The world that Penguin Cafe creates in the meditative and otherworldly ‘Handfuls of Night’ is one that took me just a few minutes to fall in love with. From the opening drone soundscapes and flowing piano flutters to its more full-bodied tracks, it draws you in. Undoubtedly one of the most curious albums of 2019, it is a technical marvel too.
Inspired by the life of a penguin, each track evokes an icy, vast cavern of the winter lands or some of the clumsy but loveable personality of the animal itself. ‘Winter Sun’ opens the album almost as if the watery but bright sun is casting a musical glaze over the ice. The deep droning synths nod to the vast emptiness and glacial feel of things whilst the piano chippers away with marvel. ‘Chinstrap’ is more autumnal. The beautiful mix of acoustic guitar, piano and strings feel optimistic and bountiful for the most part. As the music glides and soars it reaches huge tonal shift of dread and poise. As with all things in nature, beauty and danger are never far apart. Penguin Cafe manages to create a stir of both and switch between them effortlessly.
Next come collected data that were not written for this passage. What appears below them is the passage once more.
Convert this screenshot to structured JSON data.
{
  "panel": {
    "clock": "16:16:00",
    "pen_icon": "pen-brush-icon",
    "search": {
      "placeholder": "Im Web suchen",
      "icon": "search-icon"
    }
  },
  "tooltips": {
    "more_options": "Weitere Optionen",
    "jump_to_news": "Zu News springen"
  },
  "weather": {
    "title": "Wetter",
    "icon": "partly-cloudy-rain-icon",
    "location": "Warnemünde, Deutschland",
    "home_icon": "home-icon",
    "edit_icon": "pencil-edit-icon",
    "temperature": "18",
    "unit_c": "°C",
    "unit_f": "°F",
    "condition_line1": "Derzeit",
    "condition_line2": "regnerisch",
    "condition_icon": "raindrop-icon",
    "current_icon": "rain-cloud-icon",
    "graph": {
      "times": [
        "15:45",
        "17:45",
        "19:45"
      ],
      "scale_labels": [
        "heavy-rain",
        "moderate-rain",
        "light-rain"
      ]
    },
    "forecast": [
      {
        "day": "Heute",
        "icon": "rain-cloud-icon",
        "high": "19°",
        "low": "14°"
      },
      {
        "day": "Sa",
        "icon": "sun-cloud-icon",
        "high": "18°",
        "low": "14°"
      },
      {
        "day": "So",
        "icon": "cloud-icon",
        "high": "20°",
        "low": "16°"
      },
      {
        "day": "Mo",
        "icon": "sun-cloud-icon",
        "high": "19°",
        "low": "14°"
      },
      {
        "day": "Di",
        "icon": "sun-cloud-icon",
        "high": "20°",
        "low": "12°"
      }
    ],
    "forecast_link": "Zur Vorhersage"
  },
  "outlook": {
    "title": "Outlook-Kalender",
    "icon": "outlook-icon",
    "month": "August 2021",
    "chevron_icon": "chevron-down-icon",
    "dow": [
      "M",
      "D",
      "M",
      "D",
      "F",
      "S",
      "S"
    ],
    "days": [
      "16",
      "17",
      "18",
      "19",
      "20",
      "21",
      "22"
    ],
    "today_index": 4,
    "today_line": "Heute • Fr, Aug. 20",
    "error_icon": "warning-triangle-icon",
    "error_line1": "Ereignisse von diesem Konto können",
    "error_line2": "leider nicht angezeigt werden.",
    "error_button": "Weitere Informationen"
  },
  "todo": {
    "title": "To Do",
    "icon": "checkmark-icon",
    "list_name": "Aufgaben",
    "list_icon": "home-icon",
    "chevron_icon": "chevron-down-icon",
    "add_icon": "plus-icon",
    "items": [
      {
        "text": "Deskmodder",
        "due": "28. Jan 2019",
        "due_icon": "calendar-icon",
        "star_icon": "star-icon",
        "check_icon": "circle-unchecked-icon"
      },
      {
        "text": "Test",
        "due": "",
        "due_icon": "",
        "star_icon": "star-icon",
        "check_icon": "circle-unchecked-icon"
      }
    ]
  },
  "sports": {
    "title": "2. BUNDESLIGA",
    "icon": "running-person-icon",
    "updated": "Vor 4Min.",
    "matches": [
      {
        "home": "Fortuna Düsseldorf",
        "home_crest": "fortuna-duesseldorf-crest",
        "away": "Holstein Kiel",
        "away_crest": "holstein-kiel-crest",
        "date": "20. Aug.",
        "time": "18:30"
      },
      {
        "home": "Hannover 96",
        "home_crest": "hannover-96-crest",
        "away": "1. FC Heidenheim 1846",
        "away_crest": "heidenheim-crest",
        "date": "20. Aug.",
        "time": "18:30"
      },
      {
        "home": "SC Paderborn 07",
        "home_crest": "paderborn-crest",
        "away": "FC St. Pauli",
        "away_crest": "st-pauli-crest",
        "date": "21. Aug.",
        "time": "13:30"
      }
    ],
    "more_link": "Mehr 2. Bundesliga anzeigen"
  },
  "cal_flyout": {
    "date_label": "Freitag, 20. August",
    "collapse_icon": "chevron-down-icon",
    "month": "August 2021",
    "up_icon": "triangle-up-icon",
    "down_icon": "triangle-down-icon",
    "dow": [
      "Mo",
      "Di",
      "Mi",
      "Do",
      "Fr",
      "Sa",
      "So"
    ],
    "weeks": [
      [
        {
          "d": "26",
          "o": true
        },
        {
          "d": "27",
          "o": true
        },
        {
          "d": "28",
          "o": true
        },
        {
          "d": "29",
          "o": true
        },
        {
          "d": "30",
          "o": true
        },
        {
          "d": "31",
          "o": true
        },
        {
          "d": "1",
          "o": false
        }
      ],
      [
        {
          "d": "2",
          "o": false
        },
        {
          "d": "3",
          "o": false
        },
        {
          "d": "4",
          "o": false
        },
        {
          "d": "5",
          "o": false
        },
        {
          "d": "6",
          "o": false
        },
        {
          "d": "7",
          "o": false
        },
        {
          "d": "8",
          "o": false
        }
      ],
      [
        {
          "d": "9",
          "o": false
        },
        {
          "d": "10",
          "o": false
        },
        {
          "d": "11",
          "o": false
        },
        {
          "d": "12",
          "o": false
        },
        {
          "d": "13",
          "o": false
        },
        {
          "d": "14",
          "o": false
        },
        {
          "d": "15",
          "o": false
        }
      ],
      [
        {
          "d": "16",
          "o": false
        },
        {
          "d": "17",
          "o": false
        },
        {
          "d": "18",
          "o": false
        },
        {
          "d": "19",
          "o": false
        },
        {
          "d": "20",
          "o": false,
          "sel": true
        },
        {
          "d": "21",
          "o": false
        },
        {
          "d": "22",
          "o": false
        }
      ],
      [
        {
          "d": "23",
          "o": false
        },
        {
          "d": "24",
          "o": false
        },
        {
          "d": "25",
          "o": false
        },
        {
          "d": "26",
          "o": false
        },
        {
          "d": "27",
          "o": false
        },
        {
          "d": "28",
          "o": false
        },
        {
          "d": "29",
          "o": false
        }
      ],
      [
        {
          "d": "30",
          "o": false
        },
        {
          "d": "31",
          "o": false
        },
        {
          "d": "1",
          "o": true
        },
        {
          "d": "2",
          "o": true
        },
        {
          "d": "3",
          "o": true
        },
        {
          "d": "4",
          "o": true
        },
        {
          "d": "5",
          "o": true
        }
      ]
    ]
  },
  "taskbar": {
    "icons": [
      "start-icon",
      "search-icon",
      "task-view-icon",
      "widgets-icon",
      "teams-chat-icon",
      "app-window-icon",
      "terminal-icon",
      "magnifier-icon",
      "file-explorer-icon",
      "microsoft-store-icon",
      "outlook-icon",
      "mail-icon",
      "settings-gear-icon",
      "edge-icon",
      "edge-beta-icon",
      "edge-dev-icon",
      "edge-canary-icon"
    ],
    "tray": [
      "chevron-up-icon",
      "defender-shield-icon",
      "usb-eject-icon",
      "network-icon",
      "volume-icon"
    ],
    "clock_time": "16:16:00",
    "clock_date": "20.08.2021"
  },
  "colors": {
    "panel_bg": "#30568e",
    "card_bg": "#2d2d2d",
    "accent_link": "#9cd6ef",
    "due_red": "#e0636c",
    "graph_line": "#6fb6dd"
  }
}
As the album moves on, Penguin Cafe begins to take on the wilderness in more symphonic ways. ‘Chapter’ is an utterly sublime piece that revolves around cute string arrangements, cinematic cues and hand percussion. It feels so alive and bountiful – much like the Penguin’s long journey. ‘Adelie’ on the flip side is all about longer pulled string notes masking flurries of a filtered piano and double bass. It sounds like a winter mirage. It hints at some of the whimsical folk elements of the album which come to the fore on ‘At the Top of the Hill, They Stood’. The music reminds me of the band Amiina and how they create something cinematic but homegrown. Penguin Cafe has a similar vibe.
Whilst the majority of the instrumentation is acoustic, synths do play a part in the undercurrent. ‘Pythagoras on the Line Again’ revolves around a dial tone bleep that is layered upon with violin, piano and vast spacious synth pads. If Imogen Heap did nature documentaries is how I’d describe it. It doesn’t stay that way for long as ‘The Life of an Emperor’ and ‘Gentoo Origin’ return back to the natural whimsy of the album. Both tracks have a fluidity to them and a hint of a scatterbrain. For me, they work hand in hand to create the resolution of the story of the penguin and for the founder of Penguin Cafe himself.
‘Handfuls of Night’ began life as four tracks for a Greenpeace work and then took life from there. Penguin Cafe’s Arthur Jefferies visited Antarctica on a few occasions and you can hear the layers of emotion throughout each piece. Some of the songs chronicle a journey and you can hear the sweeping emotions, the harmonics and the clever recalls of motifs. Whilst is may chart penguins, its Jefferies eyes that their story – and his – are seen through. This comes to fruition with the closing track ‘Midnight Sun’. It is a piano rendition of the opening track that is full of reflective closure. It is warm and comfy but misty-eyed of what has gone before.
To say ‘Handfuls of Night’ is an emotional album is an understatement. Penguin Cafe has captured the beauty, the danger, the epic scale and the personal battles of life in Antarctica. For me, this album came from out of nowhere and blew me away. Play it with headphones on at night and let your imagination run wild. You’ll be having an adventure of your own. Magical.